À Dakar, la salle Forbis, logée à la Maison de la Douane, est un creuset de talents en herbe. Des enfants âgés de trois ans à la quinzaine pratiquent la gymnastique au sein du Dakar Gym Club. Si les gestes sont encore hésitants, les ambitions de ces athlètes sont grandes.
La salle Forbis, située près du Canal IV, derrière l’école de la Douane de Dakar, fait figure d’exception dans un pays où les infrastructures dédiées à la gymnastique restent encore rares. Ce samedi 28 juin, une cérémonie de décoration réunit parents d’élèves, athlètes et entraîneurs autour de la célébration de la gymnastique. À l’intérieur de la grande pièce de la Maison de la Douane, des parents d’élèves scrutent fièrement les mouvements de leurs enfants. En face d’eux s’étendent les tapis de gymnastique soigneusement disposés. Au-dessus, une estrade surplombant la salle fait office de podium. Cet édifice, à l’atmosphère plutôt sombre, conserve un charme suranné qui rappelle les constructions d’autrefois, avec ses murs et ses poutres apparentes. Par cohortes, les athlètes défilent et suivent leurs enchaînements. Constituées principalement de filles, les jeunes athlètes, âgées de trois à une quinzaine d’années, sont intenables et sautillent de partout.
Mariam Traoré, 10 ans, de taille courte et d’une forte corpulence, fait partie des jeunes qui fréquentent le Dakar Gym Club. Cette dernière a vu son niveau progresser rapidement. « Avant, je ne savais faire que des roues. Maintenant, je réalise des mouvements très difficiles », témoigne-t-elle fièrement. En quatre ans de pratique, elle a déjà remporté cinq médailles, dont une en or, deux en argent et deux en bronze, et nourrit l’ambition de participer aux Jeux olympiques. Pour cette élève en classe de troisième, la gymnastique est une discipline qui lui permet de se surpasser. « La gymnastique, c’est un sport très beau pour moi. Ça me plaît », confie-t-elle avec enthousiasme. Mariama a emporté dans son élan sa petite sœur Fatima, qui l’accompagne durant les cours.

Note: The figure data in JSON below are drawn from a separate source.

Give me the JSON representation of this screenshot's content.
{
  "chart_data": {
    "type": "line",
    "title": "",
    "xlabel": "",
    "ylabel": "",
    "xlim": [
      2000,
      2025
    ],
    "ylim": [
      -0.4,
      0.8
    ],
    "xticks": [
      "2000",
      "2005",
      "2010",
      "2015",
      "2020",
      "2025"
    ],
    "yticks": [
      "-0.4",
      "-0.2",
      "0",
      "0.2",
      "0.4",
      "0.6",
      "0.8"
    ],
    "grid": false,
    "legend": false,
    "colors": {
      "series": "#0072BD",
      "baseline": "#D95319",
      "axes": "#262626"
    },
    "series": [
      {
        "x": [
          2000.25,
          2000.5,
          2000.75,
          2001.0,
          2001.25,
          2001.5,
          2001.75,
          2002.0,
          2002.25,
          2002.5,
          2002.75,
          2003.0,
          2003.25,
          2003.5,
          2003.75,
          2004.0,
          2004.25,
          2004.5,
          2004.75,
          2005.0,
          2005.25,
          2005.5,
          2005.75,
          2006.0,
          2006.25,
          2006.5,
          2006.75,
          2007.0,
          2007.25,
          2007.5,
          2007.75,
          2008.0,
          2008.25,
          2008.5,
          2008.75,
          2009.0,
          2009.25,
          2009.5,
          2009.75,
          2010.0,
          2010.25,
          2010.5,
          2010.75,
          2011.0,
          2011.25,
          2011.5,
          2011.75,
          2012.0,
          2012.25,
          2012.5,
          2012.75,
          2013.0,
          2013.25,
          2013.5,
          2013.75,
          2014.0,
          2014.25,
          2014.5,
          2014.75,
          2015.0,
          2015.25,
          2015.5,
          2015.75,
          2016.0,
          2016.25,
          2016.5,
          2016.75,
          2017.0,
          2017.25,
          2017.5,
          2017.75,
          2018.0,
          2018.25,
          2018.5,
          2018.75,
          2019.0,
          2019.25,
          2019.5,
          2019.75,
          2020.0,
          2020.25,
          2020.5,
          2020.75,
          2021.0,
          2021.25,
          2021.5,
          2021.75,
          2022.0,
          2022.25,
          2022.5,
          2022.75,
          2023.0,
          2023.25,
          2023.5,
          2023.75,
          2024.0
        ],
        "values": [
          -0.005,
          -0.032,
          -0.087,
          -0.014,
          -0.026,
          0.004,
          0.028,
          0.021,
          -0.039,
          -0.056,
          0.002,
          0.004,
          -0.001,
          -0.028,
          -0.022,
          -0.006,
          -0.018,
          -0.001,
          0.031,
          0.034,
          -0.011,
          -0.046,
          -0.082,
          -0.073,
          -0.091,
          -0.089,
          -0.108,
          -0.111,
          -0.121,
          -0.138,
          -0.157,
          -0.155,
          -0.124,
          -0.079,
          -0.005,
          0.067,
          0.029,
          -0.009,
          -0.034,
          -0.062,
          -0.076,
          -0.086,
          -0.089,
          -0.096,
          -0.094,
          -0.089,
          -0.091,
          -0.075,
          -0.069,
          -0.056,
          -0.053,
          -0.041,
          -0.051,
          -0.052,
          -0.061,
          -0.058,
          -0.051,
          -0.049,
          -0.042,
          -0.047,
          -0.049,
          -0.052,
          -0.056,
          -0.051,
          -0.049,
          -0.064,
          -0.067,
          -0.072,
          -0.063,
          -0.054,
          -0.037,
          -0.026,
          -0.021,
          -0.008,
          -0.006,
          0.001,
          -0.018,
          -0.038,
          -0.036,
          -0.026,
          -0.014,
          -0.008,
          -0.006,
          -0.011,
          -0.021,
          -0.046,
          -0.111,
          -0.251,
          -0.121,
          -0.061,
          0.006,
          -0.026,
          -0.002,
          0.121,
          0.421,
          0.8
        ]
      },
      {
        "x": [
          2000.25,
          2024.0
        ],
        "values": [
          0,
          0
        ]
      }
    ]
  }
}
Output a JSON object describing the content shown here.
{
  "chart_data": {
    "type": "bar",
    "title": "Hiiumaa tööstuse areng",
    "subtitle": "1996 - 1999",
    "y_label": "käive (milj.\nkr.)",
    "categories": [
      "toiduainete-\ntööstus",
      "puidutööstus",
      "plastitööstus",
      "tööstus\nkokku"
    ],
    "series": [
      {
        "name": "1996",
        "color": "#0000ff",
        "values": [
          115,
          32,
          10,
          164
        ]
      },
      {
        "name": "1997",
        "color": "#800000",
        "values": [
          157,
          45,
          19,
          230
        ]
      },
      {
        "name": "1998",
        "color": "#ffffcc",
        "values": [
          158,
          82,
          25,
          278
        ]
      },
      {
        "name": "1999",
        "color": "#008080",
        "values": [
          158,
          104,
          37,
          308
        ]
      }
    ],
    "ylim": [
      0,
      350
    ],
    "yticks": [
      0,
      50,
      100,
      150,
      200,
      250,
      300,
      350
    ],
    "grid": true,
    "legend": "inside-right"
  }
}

Éveiller le corps des enfants
Avant de rejoindre le Gym club de Dakar, cette fan de la gymnaste artistique américaine Simone Biles s’entraînait à la maison. Encouragée par son intérêt pour ce sport, sa mère l’a inscrite. « Je veux être comme ma mère », renseigne-t-elle. « Elle a vu ça à la télé, puis à la maison, elle faisait des acrobaties. J’ai décidé de l’inscrire après avoir contacté la fédération. J’ai fait des recherches sur le web et je suis tombée sur le Dakar Gym club », indique sa maman. Selon Mme Traoré, l’évolution de sa fille est remarquable. « Elle évolue très bien et est toujours parmi les trois premières de sa catégorie ».
Tout comme Mariama, Saydatou Mariama Niass s’est bien intégrée au sein de ce club. À 16 ans, la jeune athlète est accompagnée de ses jeunes sœurs. Plus qu’un moment de jeu, la gymnastique est un moment de communion pour sa famille. « Il y a des gens qui viennent le lundi, le mardi et le dimanche selon les groupes. Je viens pratiquer parce que mes parents ont insisté pour m’inscrire. Je me sens bien en pratiquant des cours avec mes sœurs », confie-t-elle, en se grattant le ventre. Pour cet autre parent d’élèves qui préfère parler sous anonymat, la gymnastique est un sport qui doit-être accompagné, vu l’impact qu’elle joue. « Nous devons mettre en lumière l’importance du soutien familial et de la fédération dans le développement de la gymnastique au Sénégal », souligne-t-il tout en indiquant qu’il a pris plaisir à participer à la cérémonie.
D’après lui, ce sport, perçu comme « passionnant » et « très beau », attire les jeunes dès le plus jeune âge, « qui y voient un moyen d’expression physique et un espoir pour un avenir sportif prometteur ». C’est pourquoi, d’après lui, l’intensification de la formation des jeunes s’impose. Sollicitée, la gérante des lieux, Albertine Andrade Barbosa Gonçalvès, par ailleurs ancienne présidente de la Fédération de gymnastique du Sénégal pendant plus de trois décennies, n’a pas souhaité s’exprimer sur la situation de la discipline au Sénégal, ni sur l’histoire autour de l’implantation de la Salle Forbis, où elle a posé les premiers jalons de la structuration de la discipline. Son rôle dans la vulgarisation de cette discipline est salué par de nombreux passionnés de gymnastique. Depuis plus de trente ans, elle est considérée comme celle qui a contribué à l’essor discret de la discipline au Sénégal.